In this post, Allan Hazlett, Assistant Professor of Philosophy at the University of New Mexico, presents his book, A Luxury of the Understanding (Oxford University Press, 2013). Allan (in the picture above) works on the value of accurate representation, deference and disagreement, and political epistemology.
Philosophers have for some time acknowledged the possibility of irrational and false beliefs that are nonetheless beneficial to the believer. A familiar case is that of the over-confident athlete: it is easy to imagine that Karen is better off over-estimating her tennis abilities, than she would be were her evaluation of her abilities accurate, given the boost to her confidence that this over-estimation provides. However, it is standard for philosophers to argue that, since Karen’s belief is irrational and false, although it may be all-things-considered best for her, it is nevertheless “epistemically” bad.
In A Luxury of the Understanding (cover pictured below), I appeal to cases like the case of the over-confident athlete to motivate an argument that true belief is at most sometimes, and not always or even generally, good for the believer. The basic idea is that there are systematic patterns of cases in which false belief is better for the believer than true belief – in particular, I focus on the phenomenon of self-enhancement bias, studied by social psychologists (Chapter 2).
I argue that many people’s tendency for unrealistic optimism, for example, is best for them, despite the fact that this tendency is manifested in false beliefs. The reason, I propose, is that true belief is at most of the things that matters when it comes to most people’s well-being: other things that matter include subjective satisfaction, motivation, and the ability to cope with negative events. These benefits, it seems to me, often outweigh the “epistemic” costs of unrealistic optimism.
However, some philosophers have suggested that self-enhancement bias is beneficial for a person only on a mistaken hedonistic or subjectivist view of well-being. For this reason, I also argue that biased belief is sometimes valuable both from the perspective of friendship and from the perspective of morality (Chapter 3) – which, in philosophy, are relatively uncontroversial contributors to well-being. The idea is that friendship and morality sometimes require us to have overly positive views of other people. The upshot of all this, again, is that true belief is only sometimes good for the believer.
These conclusions have significance when it comes to the second part of the book (Chapters 5 – 9), in which I critically discuss the idea that true belief always has “epistemic” value. Is there some sense in which true belief really is always valuable? I argue that this is implausible by looking at various accounts we might give of the value of true belief – including accounts that would explain the “epistemic” value of true belief in terms of the value of true belief for the believer.

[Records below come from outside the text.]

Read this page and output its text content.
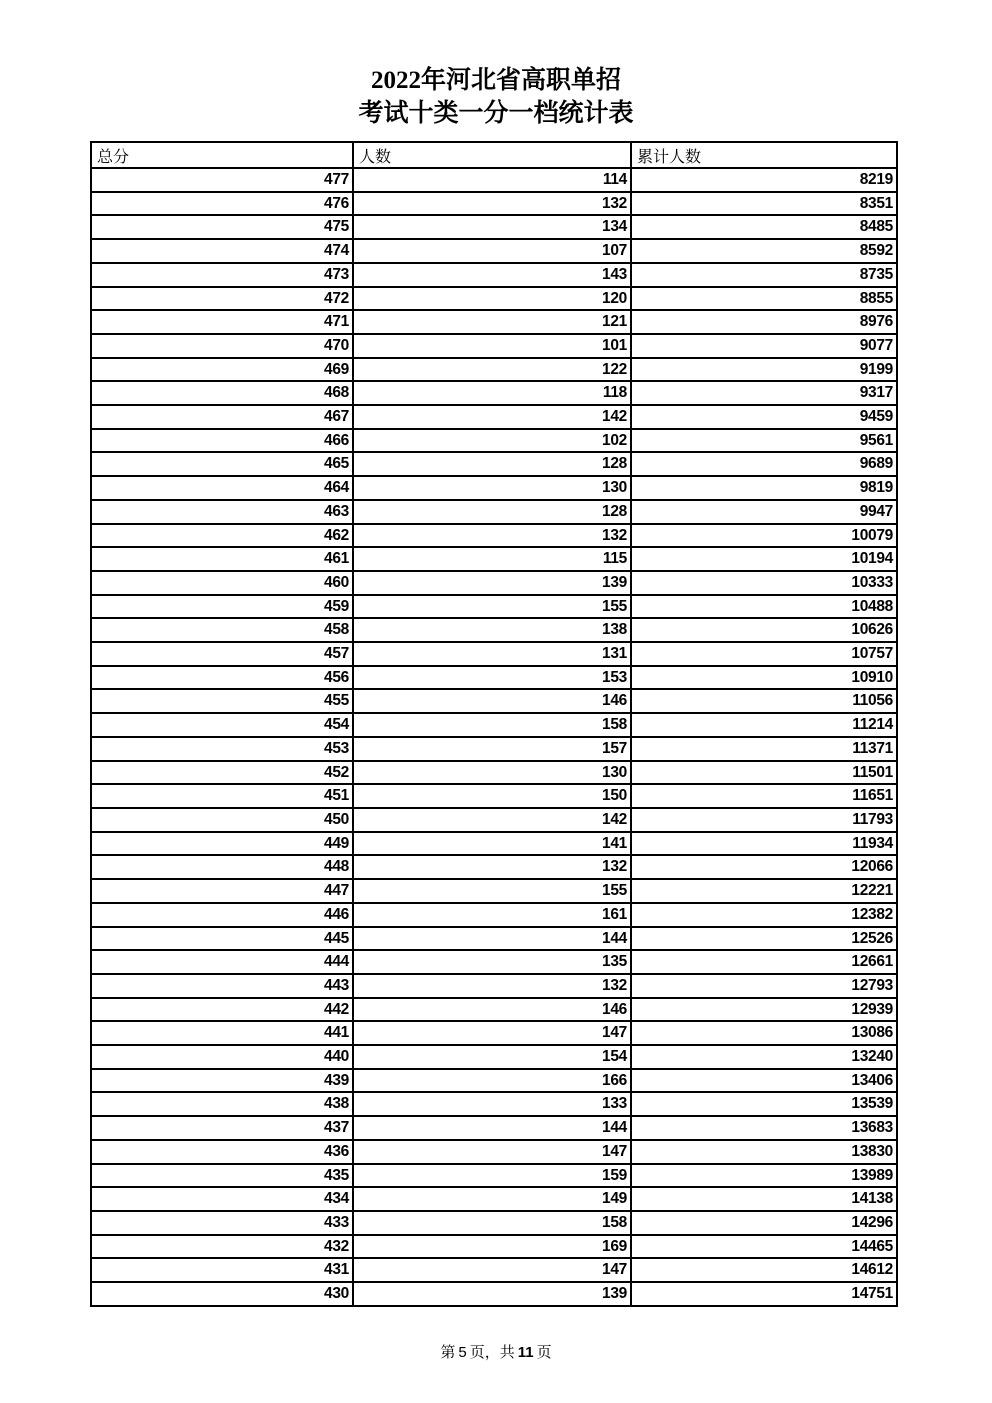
2022年河北省高职单招
考试十类一分一档统计表
总分	人数	累计人数
477	114	8219
476	132	8351
475	134	8485
474	107	8592
473	143	8735
472	120	8855
471	121	8976
470	101	9077
469	122	9199
468	118	9317
467	142	9459
466	102	9561
465	128	9689
464	130	9819
463	128	9947
462	132	10079
461	115	10194
460	139	10333
459	155	10488
458	138	10626
457	131	10757
456	153	10910
455	146	11056
454	158	11214
453	157	11371
452	130	11501
451	150	11651
450	142	11793
449	141	11934
448	132	12066
447	155	12221
446	161	12382
445	144	12526
444	135	12661
443	132	12793
442	146	12939
441	147	13086
440	154	13240
439	166	13406
438	133	13539
437	144	13683
436	147	13830
435	159	13989
434	149	14138
433	158	14296
432	169	14465
431	147	14612
430	139	14751
第 5 页，共 11 页
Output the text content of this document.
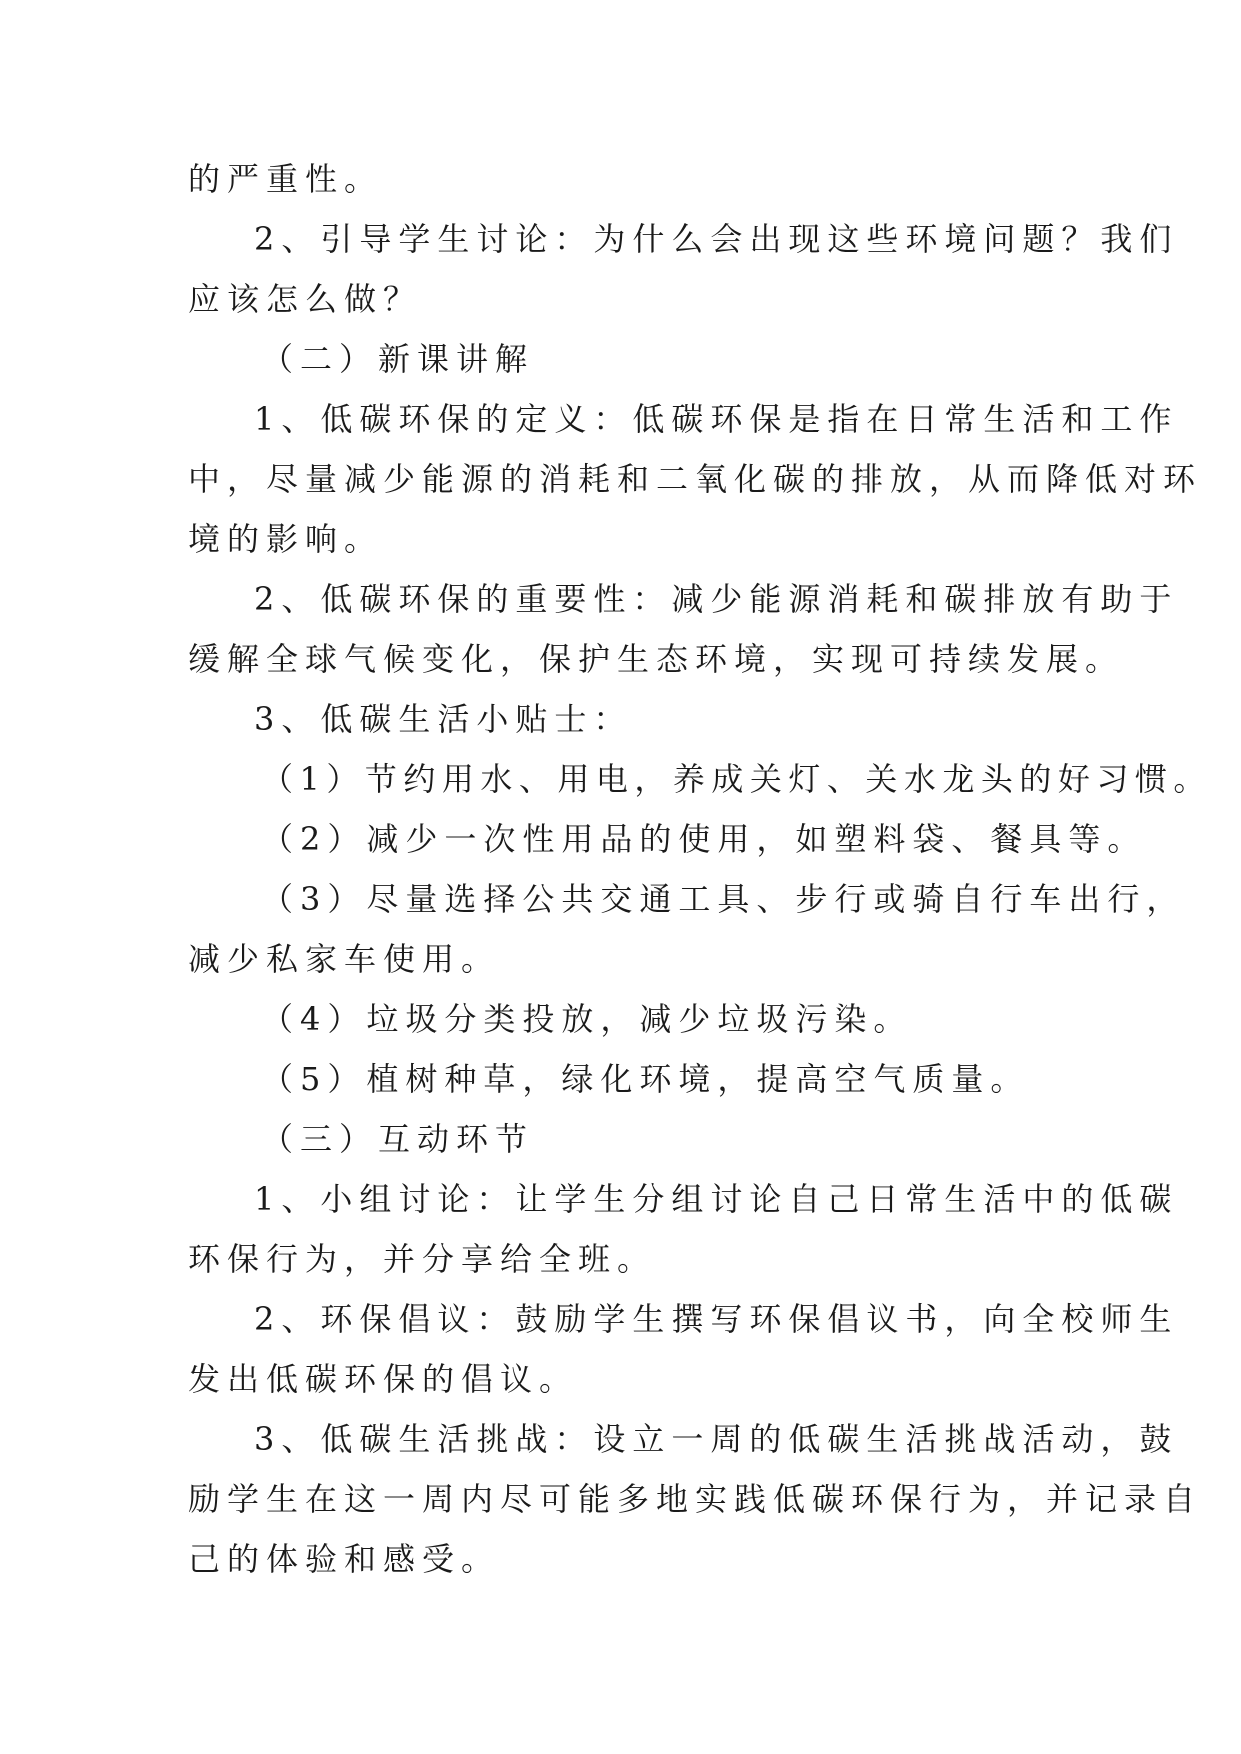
的严重性。
2、引导学生讨论：为什么会出现这些环境问题？我们
应该怎么做？
（二）新课讲解
1、低碳环保的定义：低碳环保是指在日常生活和工作
中，尽量减少能源的消耗和二氧化碳的排放，从而降低对环
境的影响。
2、低碳环保的重要性：减少能源消耗和碳排放有助于
缓解全球气候变化，保护生态环境，实现可持续发展。
3、低碳生活小贴士：
（1）节约用水、用电，养成关灯、关水龙头的好习惯。
（2）减少一次性用品的使用，如塑料袋、餐具等。
（3）尽量选择公共交通工具、步行或骑自行车出行，
减少私家车使用。
（4）垃圾分类投放，减少垃圾污染。
（5）植树种草，绿化环境，提高空气质量。
（三）互动环节
1、小组讨论：让学生分组讨论自己日常生活中的低碳
环保行为，并分享给全班。
2、环保倡议：鼓励学生撰写环保倡议书，向全校师生
发出低碳环保的倡议。
3、低碳生活挑战：设立一周的低碳生活挑战活动，鼓
励学生在这一周内尽可能多地实践低碳环保行为，并记录自
己的体验和感受。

However, a puzzle arises from all of this: some people value true belief as such – they always want the truth and nothing but the truth. But the fact that true belief is not valuable as such suggests that these people are wrong to value true belief as such – they prefer true belief, in many cases, when it is not preferable. Should these people then stop valuing true belief as such? That seems implausible – but it is suggested by the conclusion that true belief is not valuable as such. This puzzle is one of the things I’m working on now.